En apprenant que Mme de Graffigny avait légué tous ses papiers au lecteur de Stanislas, Collé, furieux d'être frustré d'un héritage sur lequel il comptait, écrivait ces lignes pleines de fiel:
«Elle a laissé ses manuscrits à M. de Vaux. C'est bien le plus sot homme et l'esprit le plus faux qui soit dans la nature, une vraie caillette. Mme de Graffigny avait vécu beaucoup avec lui en Lorraine et il avait été toujours bassement son complaisant, ainsi qu'il l'a toujours été de toutes les femmes de qualité qui l'ont voulu avoir à leur suite comme un animal privé. Il est depuis longtemps le souffre-douleur de la marquise de Boufflers et est chez elle comme une espèce de valet de chambre bel esprit.»
Pauvre Panpan! être devenu lecteur du Roi de Pologne, académicien de Nancy, l'intime ami de la marquise de Boufflers, et se voir traité de «caillette, de complaisant, de valet de chambre bel esprit!» Heureusement pour lui il ignorait ces injures aussi plates qu'injustes et que dictait seule une basse jalousie.
Il serait cruel de dire que Mme de Graffigny mourait à propos, et cependant le mauvais état de ses affaires était tel qu'elle était menacée de tomber dans la misère noire.
Généreuse comme tous les prodigues, elle avait fait par son testament de nombreux legs. Elle n'avait oublié qu'une chose, c'est qu'il serait impossible de les acquitter; on ne put même pas payer les dettes assez considérables qu'elle laissait derrière elle.
Mme Helvétius était restée intimement liée avec son ancienne protectrice et sa mort lui causa un réel chagrin. Mue par un sentiment de piété presque filiale, elle voulut préserver de l'oubli la mémoire de son amie et elle adressa à Panpan cette lettre touchante:
«Voré, 1758.
«Mon cher Panpan, voulez-vous bien que je pleure avec vous la perte commune que nous avons faite dans Mme de Graffigny? Vous avez été dans tous les temps l'ami de son cœur et elle vous en donne à sa mort une marque bien chère. Elle vous lègue tous ses écrits, c'est sa volonté expresse qu'ils vous soient tous remis. Je vous dirai, pour sa gloire et pour notre consolation, que tout Paris les attend avec la plus vive impatience. Je crois, mon cher Panpan, que vous aimez trop son nom et sa réputation pour frustrer l'attente du public. Sans doute, dès qu'on vous les aura remis, vous travaillerez sans relâche à les rendre dignes de son juste empressement et à en donner une édition qui soit également honorable à l'auteur et à l'éditeur: mais ne croyez-vous pas, mon cher Panpan, qu'il soit nécessaire que vous veniez passer à Paris au moins un an pour vous mettre en état de la mieux faire par les secours et les avis des gens de lettres qui chérissaient la gloire de notre amie commune autant qu'ils chérissaient sa personne?
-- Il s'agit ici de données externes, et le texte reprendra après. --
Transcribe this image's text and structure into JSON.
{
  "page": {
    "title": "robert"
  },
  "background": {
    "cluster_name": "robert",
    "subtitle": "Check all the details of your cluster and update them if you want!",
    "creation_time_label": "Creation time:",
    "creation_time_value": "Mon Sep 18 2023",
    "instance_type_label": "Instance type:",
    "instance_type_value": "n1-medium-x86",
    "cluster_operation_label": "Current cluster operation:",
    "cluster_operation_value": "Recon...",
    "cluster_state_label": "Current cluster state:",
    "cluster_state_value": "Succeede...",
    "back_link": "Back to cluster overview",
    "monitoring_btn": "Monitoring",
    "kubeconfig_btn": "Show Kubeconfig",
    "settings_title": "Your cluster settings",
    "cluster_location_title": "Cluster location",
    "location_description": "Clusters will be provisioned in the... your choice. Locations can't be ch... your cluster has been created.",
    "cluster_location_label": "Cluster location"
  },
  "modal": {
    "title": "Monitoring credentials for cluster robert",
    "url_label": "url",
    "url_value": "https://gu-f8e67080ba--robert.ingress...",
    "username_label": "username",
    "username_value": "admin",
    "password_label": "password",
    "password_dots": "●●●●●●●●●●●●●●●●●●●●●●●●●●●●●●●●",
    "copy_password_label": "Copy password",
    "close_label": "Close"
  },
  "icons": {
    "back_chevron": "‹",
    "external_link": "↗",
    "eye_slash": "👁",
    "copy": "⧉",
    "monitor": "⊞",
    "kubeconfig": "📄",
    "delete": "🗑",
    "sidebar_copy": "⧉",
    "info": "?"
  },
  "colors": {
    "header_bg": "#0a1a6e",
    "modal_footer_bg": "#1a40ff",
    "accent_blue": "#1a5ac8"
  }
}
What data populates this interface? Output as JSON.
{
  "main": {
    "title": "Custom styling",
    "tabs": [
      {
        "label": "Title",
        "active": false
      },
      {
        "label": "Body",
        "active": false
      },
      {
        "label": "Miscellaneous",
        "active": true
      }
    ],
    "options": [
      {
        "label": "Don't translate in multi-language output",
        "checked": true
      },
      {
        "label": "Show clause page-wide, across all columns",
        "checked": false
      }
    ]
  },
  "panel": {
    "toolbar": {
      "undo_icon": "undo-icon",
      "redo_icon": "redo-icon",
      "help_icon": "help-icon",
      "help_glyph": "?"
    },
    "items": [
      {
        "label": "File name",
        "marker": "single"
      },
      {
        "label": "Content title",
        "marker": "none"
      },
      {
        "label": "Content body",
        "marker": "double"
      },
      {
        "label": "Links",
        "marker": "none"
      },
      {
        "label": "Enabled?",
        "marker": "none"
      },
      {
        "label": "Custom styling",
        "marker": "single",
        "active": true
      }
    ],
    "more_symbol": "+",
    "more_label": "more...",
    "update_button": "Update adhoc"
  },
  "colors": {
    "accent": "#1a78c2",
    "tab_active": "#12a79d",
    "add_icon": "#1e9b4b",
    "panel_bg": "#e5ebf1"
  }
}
«Vous pensez quel intérêt nous y avons tous les deux. Il me semble que ma douleur augmente mon attachement et que je ne puis recevoir de consolation qu'autant que je pourrai contribuer à rendre la mémoire de ma chère maman immortelle! Vous êtes bien en état, mon cher ami, de me donner cette satisfaction, mais je me défierais un peu de votre paresse, qui peut-être n'est occasionnée que par votre mauvaise santé, que je craindrais de rendre encore plus mauvaise par ce travail. Cependant, si vous vous sentez la force et le courage de l'entreprendre, je vous prie très instamment de le faire, par l'intime assurance que j'ai que vous le ferez mieux que tout autre, inspiré surtout par l'amitié. Mais il ne faut pas perdre de temps. Il faut profiter des dispositions présentes du public. Elles sont tout à fait heureuses, elles peuvent ne pas durer. Rien n'est si léger et si inconséquent que ce même public, il ne faut pas le laisser languir, il nous en punirait.